The game returns, rather anticlimactically, to Marvy, who has no choice now but to flop down onto the other bed in the room. He’d rather not backslide onto Oleg’s penis again. The next morning, Oleg makes no mention of whatever they might have gotten up to in their room and ushers Marvy over to the rock where they left his device. Oleg lifts it up with a grunt and offers it to Marvy, indicating that he should take a look inside. Marvy easily holds up the box, and after making sure it’s not attached to Oleg in any way like a bottomless popcorn bucket, peers inside. Over the clicking sound of a film reel, he watches as an island in the distance, obviously Iluya, is ripped to shreds by a powerful yellow laser beam.

Okay, a couple things. First, Desmond specifically said this device of Oleg’s can help people see things they normally could not see. But it’s a fucking video camera. This isn’t Lotta Hart capturing an image of a big-titted ghost.
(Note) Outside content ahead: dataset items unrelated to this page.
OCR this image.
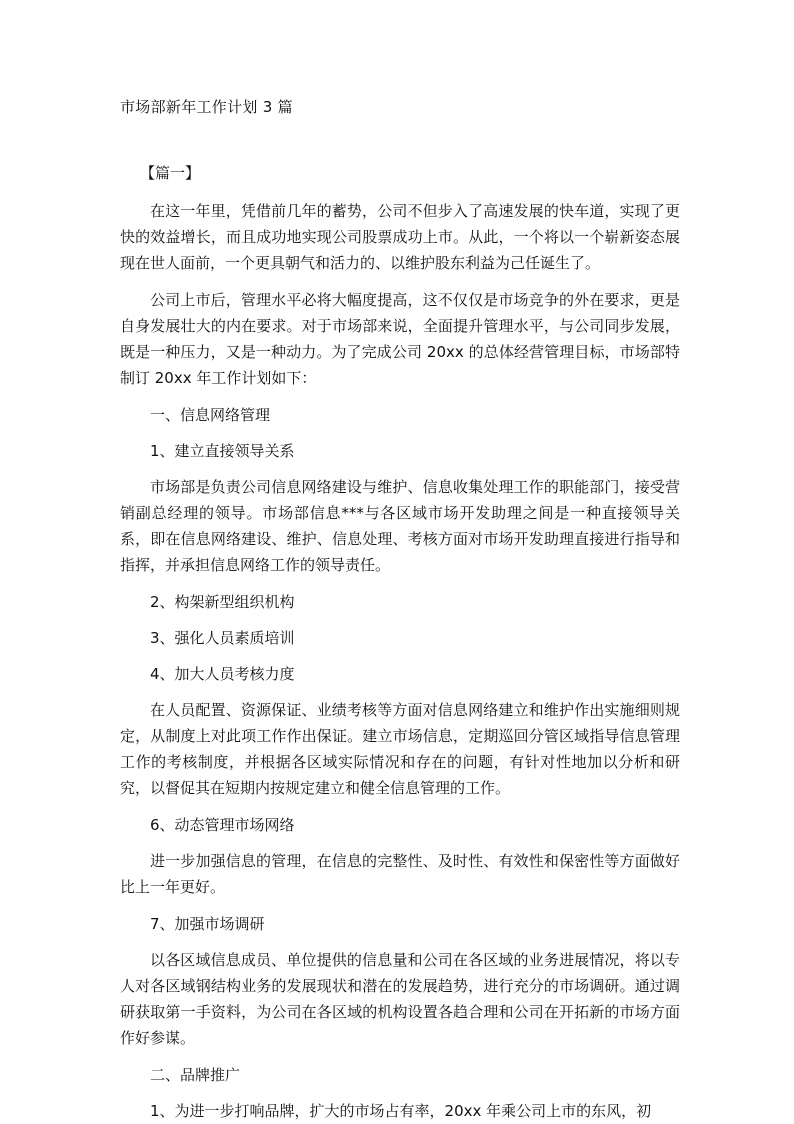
市场部新年工作计划 3 篇

【篇一】

在这一年里，凭借前几年的蓄势，公司不但步入了高速发展的快车道，实现了更快的效益增长，而且成功地实现公司股票成功上市。从此，一个将以一个崭新姿态展现在世人面前，一个更具朝气和活力的、以维护股东利益为己任诞生了。

公司上市后，管理水平必将大幅度提高，这不仅仅是市场竞争的外在要求，更是自身发展壮大的内在要求。对于市场部来说，全面提升管理水平，与公司同步发展，既是一种压力，又是一种动力。为了完成公司 20xx 的总体经营管理目标，市场部特制订 20xx 年工作计划如下：

一、信息网络管理

1、建立直接领导关系

市场部是负责公司信息网络建设与维护、信息收集处理工作的职能部门，接受营销副总经理的领导。市场部信息***与各区域市场开发助理之间是一种直接领导关系，即在信息网络建设、维护、信息处理、考核方面对市场开发助理直接进行指导和指挥，并承担信息网络工作的领导责任。

2、构架新型组织机构

3、强化人员素质培训

4、加大人员考核力度

在人员配置、资源保证、业绩考核等方面对信息网络建立和维护作出实施细则规定，从制度上对此项工作作出保证。建立市场信息，定期巡回分管区域指导信息管理工作的考核制度，并根据各区域实际情况和存在的问题，有针对性地加以分析和研究，以督促其在短期内按规定建立和健全信息管理的工作。

6、动态管理市场网络

进一步加强信息的管理，在信息的完整性、及时性、有效性和保密性等方面做好比上一年更好。

7、加强市场调研

以各区域信息成员、单位提供的信息量和公司在各区域的业务进展情况，将以专人对各区域钢结构业务的发展现状和潜在的发展趋势，进行充分的市场调研。通过调研获取第一手资料，为公司在各区域的机构设置各趋合理和公司在开拓新的市场方面作好参谋。

二、品牌推广

1、为进一步打响品牌，扩大的市场占有率，20xx 年乘公司上市的东风，初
In fact, Marvy did essentially see this last night. Second, let’s assume Iluya didn’t happen to get obliterated in clear view of Oleg’s camera–in that scenario, Marvy would have just watched a short video clip of the ocean and a distant island at nighttime. Oooooooooh. Was that supposed to be impressive? Why didn’t Oleg just walk around with the thing and film people or animals moving? The best demonstration he could come up with was setting it to record an unchanging landscape in the dark? I hope Marvy is happy knowing he got plowed by a complete idiot last night. Though that never bothered him with Slowe.